The outputs of these m models are then combined to make the final prediction:
Bootstrapping plays a crucial role in stabilizing the Random Forest model:
from sklearn.ensemble import RandomForestClassifier
from sklearn.datasets import load_iris
# Load dataset
iris = load_iris()
X, y = iris.data, iris.target
# Train Random Forest with bootstrapping
rf = RandomForestClassifier(n_estimators=100, bootstrap=True, random_state=42)
rf.fit(X, y)
# Print feature importances
print("Feature Importances:", rf.feature_importances_)
Bagging is the simplest way of combining predictions that belong to the same type,
while Boosting is a way of combining predictions that belong to different types.
- Bagging aims to decrease variance, not bias.
- Boosting aims to decrease bias, not variance.
from sklearn.ensemble import BaggingClassifier
from sklearn.tree import DecisionTreeClassifier
from sklearn.datasets import load_iris
from sklearn.model_selection import train_test_split
# Load dataset
iris = load_iris()
X_train, X_test, y_train, y_test = train_test_split(iris.data, iris.target, test_size=0.3, random_state=42)
# Train Bagging Classifier
bagging_clf = BaggingClassifier(base_estimator=DecisionTreeClassifier(), n_estimators=50, random_state=42)
bagging_clf.fit(X_train, y_train)
# Evaluate the model
print("Bagging Classifier Accuracy:", bagging_clf.score(X_test, y_test))
- Bagging decreases variance.
- Boosting decreases bias.
- Underfitting occurs when a model has high bias and low variance.
- Overfitting occurs when a model has low bias and high variance.
- If data is large → Both Bagging and Boosting work, but Boosting is not as necessary.
- If data is small → Boosting is more prone to overfitting, while Bagging is safer.
- In general, Boosting overfits more than Bagging.
from sklearn.ensemble import AdaBoostClassifier
from sklearn.tree import DecisionTreeClassifier
from sklearn.datasets import make_classification
from sklearn.model_selection import train_test_split
# Create a small dataset
X, y = make_classification(n_samples=50, n_features=10, random_state=42)
X_train, X_test, y_train, y_test = train_test_split(X, y, test_size=0.3, random_state=42)
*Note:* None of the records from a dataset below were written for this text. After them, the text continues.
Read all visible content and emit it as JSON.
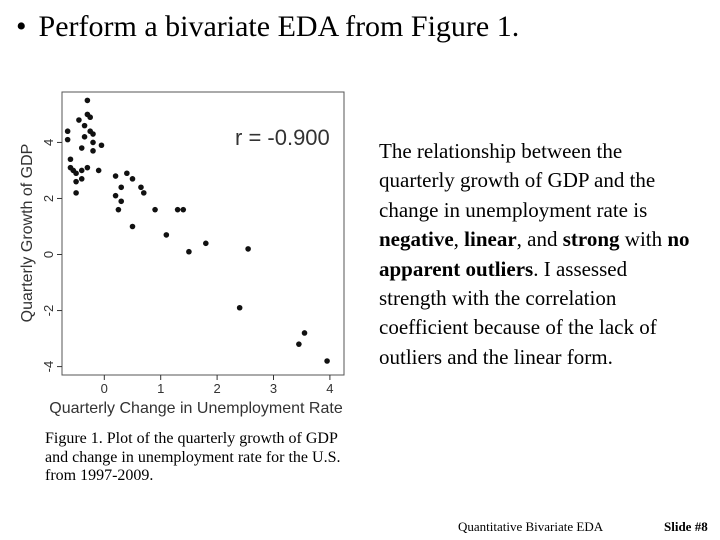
{
  "slide": {
    "bullet": "•",
    "title": "Perform a bivariate EDA from Figure 1.",
    "description": [
      {
        "text": "The relationship between the quarterly growth of GDP and the change in unemployment rate is ",
        "bold": false
      },
      {
        "text": "negative",
        "bold": true
      },
      {
        "text": ", ",
        "bold": false
      },
      {
        "text": "linear",
        "bold": true
      },
      {
        "text": ", and ",
        "bold": false
      },
      {
        "text": "strong",
        "bold": true
      },
      {
        "text": " with ",
        "bold": false
      },
      {
        "text": "no apparent outliers",
        "bold": true
      },
      {
        "text": ".  I assessed strength with the correlation coefficient because of the lack of outliers and the linear form.",
        "bold": false
      }
    ],
    "caption": "Figure 1.  Plot of the quarterly growth of GDP and change in unemployment rate for the U.S. from 1997-2009.",
    "footer_title": "Quantitative Bivariate EDA",
    "footer_slide": "Slide #8"
  },
  "chart_data": {
    "type": "scatter",
    "title": "",
    "xlabel": "Quarterly Change in Unemployment Rate",
    "ylabel": "Quarterly Growth of GDP",
    "annotation": "r = -0.900",
    "xlim": [
      -0.75,
      4.25
    ],
    "ylim": [
      -4.3,
      5.8
    ],
    "xticks": [
      0,
      1,
      2,
      3,
      4
    ],
    "yticks": [
      -4,
      -2,
      0,
      2,
      4
    ],
    "grid": false,
    "point_color": "#111111",
    "x": [
      -0.65,
      -0.65,
      -0.6,
      -0.6,
      -0.55,
      -0.5,
      -0.5,
      -0.5,
      -0.45,
      -0.4,
      -0.4,
      -0.4,
      -0.35,
      -0.35,
      -0.3,
      -0.3,
      -0.3,
      -0.25,
      -0.25,
      -0.2,
      -0.2,
      -0.2,
      -0.1,
      -0.05,
      0.2,
      0.2,
      0.25,
      0.3,
      0.3,
      0.4,
      0.5,
      0.5,
      0.65,
      0.7,
      0.9,
      1.1,
      1.3,
      1.4,
      1.5,
      1.8,
      2.4,
      2.55,
      3.45,
      3.55,
      3.95
    ],
    "y": [
      4.4,
      4.1,
      3.4,
      3.1,
      3.0,
      2.9,
      2.6,
      2.2,
      4.8,
      3.8,
      3.0,
      2.7,
      4.6,
      4.2,
      5.5,
      5.0,
      3.1,
      4.9,
      4.4,
      4.3,
      4.0,
      3.7,
      3.0,
      3.9,
      2.8,
      2.1,
      1.6,
      2.4,
      1.9,
      2.9,
      2.7,
      1.0,
      2.4,
      2.2,
      1.6,
      0.7,
      1.6,
      1.6,
      0.1,
      0.4,
      -1.9,
      0.2,
      -3.2,
      -2.8,
      -3.8
    ]
  }
}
# Train Boosting Classifier
boosting_clf = AdaBoostClassifier(base_estimator=DecisionTreeClassifier(max_depth=2), n_estimators=50, random_state=42)
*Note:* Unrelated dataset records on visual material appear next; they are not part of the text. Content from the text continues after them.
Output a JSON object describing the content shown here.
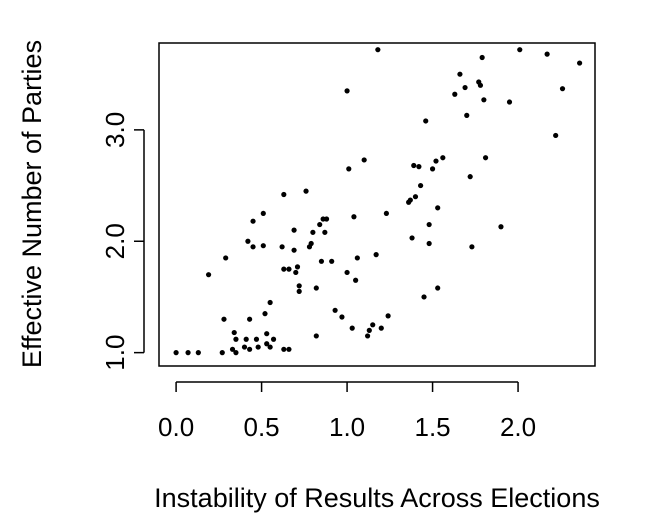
{
  "chart_data": {
    "type": "scatter",
    "title": "",
    "xlabel": "Instability of Results Across Elections",
    "ylabel": "Effective Number of Parties",
    "xlim": [
      -0.1,
      2.45
    ],
    "ylim": [
      0.88,
      3.78
    ],
    "xticks": [
      0.0,
      0.5,
      1.0,
      1.5,
      2.0
    ],
    "xtick_labels": [
      "0.0",
      "0.5",
      "1.0",
      "1.5",
      "2.0"
    ],
    "yticks": [
      1.0,
      2.0,
      3.0
    ],
    "ytick_labels": [
      "1.0",
      "2.0",
      "3.0"
    ],
    "grid": false,
    "legend": "none",
    "point_color": "#000000",
    "series": [
      {
        "points": [
          [
            0.0,
            1.0
          ],
          [
            0.07,
            1.0
          ],
          [
            0.13,
            1.0
          ],
          [
            0.27,
            1.0
          ],
          [
            0.33,
            1.03
          ],
          [
            0.35,
            1.0
          ],
          [
            0.4,
            1.05
          ],
          [
            0.43,
            1.03
          ],
          [
            0.48,
            1.05
          ],
          [
            0.53,
            1.08
          ],
          [
            0.55,
            1.05
          ],
          [
            0.63,
            1.03
          ],
          [
            0.66,
            1.03
          ],
          [
            0.35,
            1.12
          ],
          [
            0.41,
            1.12
          ],
          [
            0.47,
            1.12
          ],
          [
            0.53,
            1.17
          ],
          [
            0.34,
            1.18
          ],
          [
            0.57,
            1.12
          ],
          [
            0.28,
            1.3
          ],
          [
            0.43,
            1.3
          ],
          [
            0.52,
            1.35
          ],
          [
            0.55,
            1.45
          ],
          [
            0.19,
            1.7
          ],
          [
            0.29,
            1.85
          ],
          [
            0.42,
            2.0
          ],
          [
            0.45,
            1.95
          ],
          [
            0.45,
            2.18
          ],
          [
            0.51,
            2.25
          ],
          [
            0.51,
            1.96
          ],
          [
            0.62,
            1.95
          ],
          [
            0.63,
            1.75
          ],
          [
            0.63,
            2.42
          ],
          [
            0.66,
            1.75
          ],
          [
            0.69,
            2.1
          ],
          [
            0.69,
            1.92
          ],
          [
            0.7,
            1.72
          ],
          [
            0.71,
            1.77
          ],
          [
            0.72,
            1.55
          ],
          [
            0.72,
            1.6
          ],
          [
            0.76,
            2.45
          ],
          [
            0.78,
            1.95
          ],
          [
            0.79,
            1.98
          ],
          [
            0.8,
            2.08
          ],
          [
            0.82,
            1.58
          ],
          [
            0.82,
            1.15
          ],
          [
            0.84,
            2.15
          ],
          [
            0.85,
            1.82
          ],
          [
            0.86,
            2.2
          ],
          [
            0.87,
            2.08
          ],
          [
            0.88,
            2.2
          ],
          [
            0.91,
            1.82
          ],
          [
            0.93,
            1.38
          ],
          [
            0.97,
            1.32
          ],
          [
            1.0,
            1.72
          ],
          [
            1.0,
            3.35
          ],
          [
            1.01,
            2.65
          ],
          [
            1.03,
            1.22
          ],
          [
            1.04,
            2.22
          ],
          [
            1.05,
            1.65
          ],
          [
            1.06,
            1.85
          ],
          [
            1.1,
            2.73
          ],
          [
            1.12,
            1.15
          ],
          [
            1.13,
            1.2
          ],
          [
            1.15,
            1.25
          ],
          [
            1.17,
            1.88
          ],
          [
            1.18,
            3.72
          ],
          [
            1.2,
            1.22
          ],
          [
            1.23,
            2.25
          ],
          [
            1.24,
            1.33
          ],
          [
            1.36,
            2.35
          ],
          [
            1.37,
            2.37
          ],
          [
            1.38,
            2.03
          ],
          [
            1.39,
            2.68
          ],
          [
            1.4,
            2.4
          ],
          [
            1.42,
            2.67
          ],
          [
            1.43,
            2.5
          ],
          [
            1.45,
            1.5
          ],
          [
            1.46,
            3.08
          ],
          [
            1.48,
            2.15
          ],
          [
            1.48,
            1.98
          ],
          [
            1.5,
            2.65
          ],
          [
            1.52,
            2.72
          ],
          [
            1.53,
            1.58
          ],
          [
            1.53,
            2.3
          ],
          [
            1.56,
            2.75
          ],
          [
            1.63,
            3.32
          ],
          [
            1.66,
            3.5
          ],
          [
            1.69,
            3.38
          ],
          [
            1.7,
            3.13
          ],
          [
            1.72,
            2.58
          ],
          [
            1.73,
            1.95
          ],
          [
            1.77,
            3.43
          ],
          [
            1.78,
            3.4
          ],
          [
            1.79,
            3.65
          ],
          [
            1.8,
            3.27
          ],
          [
            1.81,
            2.75
          ],
          [
            1.9,
            2.13
          ],
          [
            1.95,
            3.25
          ],
          [
            2.01,
            3.72
          ],
          [
            2.17,
            3.68
          ],
          [
            2.22,
            2.95
          ],
          [
            2.26,
            3.37
          ],
          [
            2.36,
            3.6
          ]
        ]
      }
    ]
  }
}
boosting_clf.fit(X_train, y_train)
# Evaluate the model
print("Boosting Classifier Accuracy on Training:", boosting_clf.score(X_train, y_train))
print("Boosting Classifier Accuracy on Test:", boosting_clf.score(X_test, y_test))
This example demonstrates how Boosting can overfit a small dataset, leading to much higher training accuracy than test accuracy.
- One of the big advantages of bagging is that it can be parallelized.
- Different models are fitted independently from each other.
- Intensive parallelization techniques can be used if required.
- This makes bagging computationally efficient and scalable.
- Boosting uses a sequential modeling technique.
- The same model is trained repeatedly, each time adjusting to previous errors.
- Because each model depends on the previous one, it cannot be parallelized easily.
- As a result, boosting requires more computational power compared to bagging.
- Bagging is highly parallelizable and computationally efficient.
- Boosting is sequential and requires more time and computational resources.
- When scalability is needed, bagging is often the better choice.
from sklearn.ensemble import BaggingClassifier
from sklearn.tree import DecisionTreeClassifier
from sklearn.datasets import make_classification
from sklearn.model_selection import train_test_split
# Create a dataset
X, y = make_classification(n_samples=1000, n_features=20, random_state=42)
X_train, X_test, y_train, y_test = train_test_split(X, y, test_size=0.3, random_state=42)
# Train Bagging Classifier with parallel processing (n_jobs=-1 uses all CPU cores)
bagging_clf = BaggingClassifier(base_estimator=DecisionTreeClassifier(), n_estimators=50, n_jobs=-1, random_state=42)
bagging_clf.fit(X_train, y_train)
# Evaluate the model
print("Bagging Classifier Accuracy:", bagging_clf.score(X_test, y_test))
The above code demonstrates how bagging leverages parallel computing by setting
n_jobs=-1, utilizing all CPU cores for training.